Este de fato é o passo crucial para que os trabalhadores na prática não tenham mais direitos garantidos. Férias, 13º salário, FGTS, jornada de trabalho. Nada estará garantido. Tudo poderá ser “negociado” abaixo do que está previsto em lei.

“Com a aprovação da lei da terceirização, esse bando da Odebrecht, quer que os contratos de trabalho fiquem totalmente precarizados”, denuncia o dirigente. A tercerirização em si reduz direitos trabalhistas, como férias, 13º salário, aumenta a jornada de trabalho, reduz salários e piora muito próprias condições de trabalho. É público que a terceirização mata 8 trabalhadores em cada cada 10 em acidentes fatais no trabalho.

Congresso Nacional corrupto!

A população sempre soube que a corrupção impera no Brasil. É em pequenos municípios, capitais, estados e no espaço federal.
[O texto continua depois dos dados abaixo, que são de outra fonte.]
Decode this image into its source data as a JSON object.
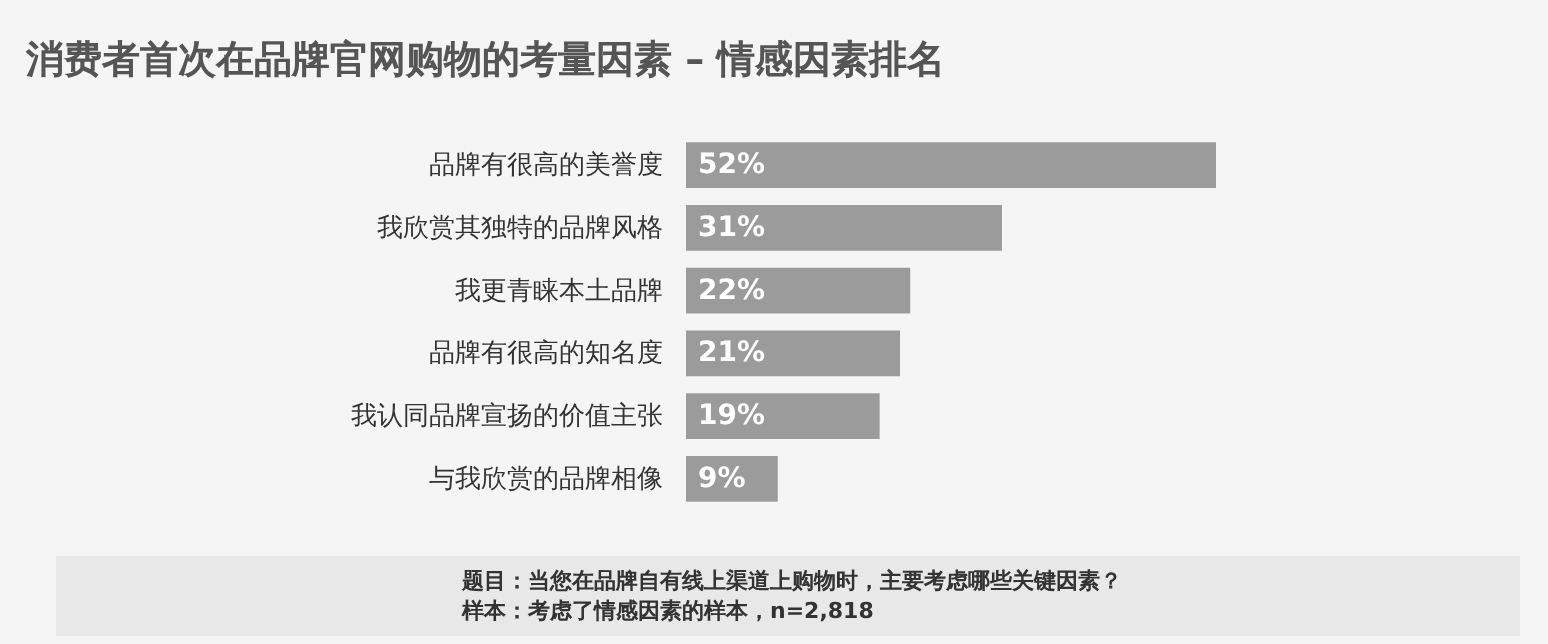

De anos para cá diversos escândalos são estampados na mídia. As punições são poucas e, o pior, os esquemas continuam, porque interessam a quem está no poder.  São verdadeiros esquemas entre grandes empresas, bancos, agronegócio e políticos. Dinheiro e beneficiamentos ilícitos. O poder econômico se sobrepõe à política e à organização da sociedade brasileira. Nosso país é gerido por corruptos e corruptores.

A lista oficial do ministro Edson Fachin, relator da Lava Jato no Supremo Tribunal Federal (STF), divulgada na semana passada, consta nada menos que 108 nomes e entre esses estão políticos de diversos partidos.

Delatados pela empreiteira Odebrecht, uma das maiores corruptoras do país, estão ministros, governadores, prefeitos, senadores, deputados, ex-políticos e figuras públicas.  Nas acusações há crimes de corrupção passiva e ativa, lavagem de dinheiro, falsidade ideológica, e a formação de cartel e fraude em licitações. Foi aberto inquérito contra nove ministros do governo Michel Temer, 29 senadores e 42 deputados federais.

Aécio Neves (PSDB), José Serra (PSDB), Renan Calheiros (PMDB), Aloysio Nunes (PSDB), Cássio Cunha Lima (PSDB), e Romero Jucá (PMDB), Paulo Rocha (PT) e Jorge Viana (PT), além dos presidentes do Senado, Eunício Oliveira (PMDB) e da Câmara, Rodrigo Maia (DEM), e tantos outros.

Entretanto é preciso afirmar que a lista oficial do ministro Fachin, veio em ótimo momento. Exatamente quando os trabalhadores preparam uma Greve Geral no país em defesa de direitos sociais e trabalhistas.

Toda esta situação só reafirma que este congresso e governo formados por políticos corruptos não tem nenhuma moral para votar a terceirização e as reformas da Previdência e trabalhista. É também uma prova de que governam e legislam em beneficio das grandes empresas, banqueiros e agronegócio.

A CSP-Conlutas reafirma mais uma vez: Não vamos aceitar a retirada de nenhum direitos dos trabalhadores. É hora de fortalecer a Greve Geral de 28 de abril para derrotar as reformas e derrubar Temer e todos os corruptos do Congresso Nacional!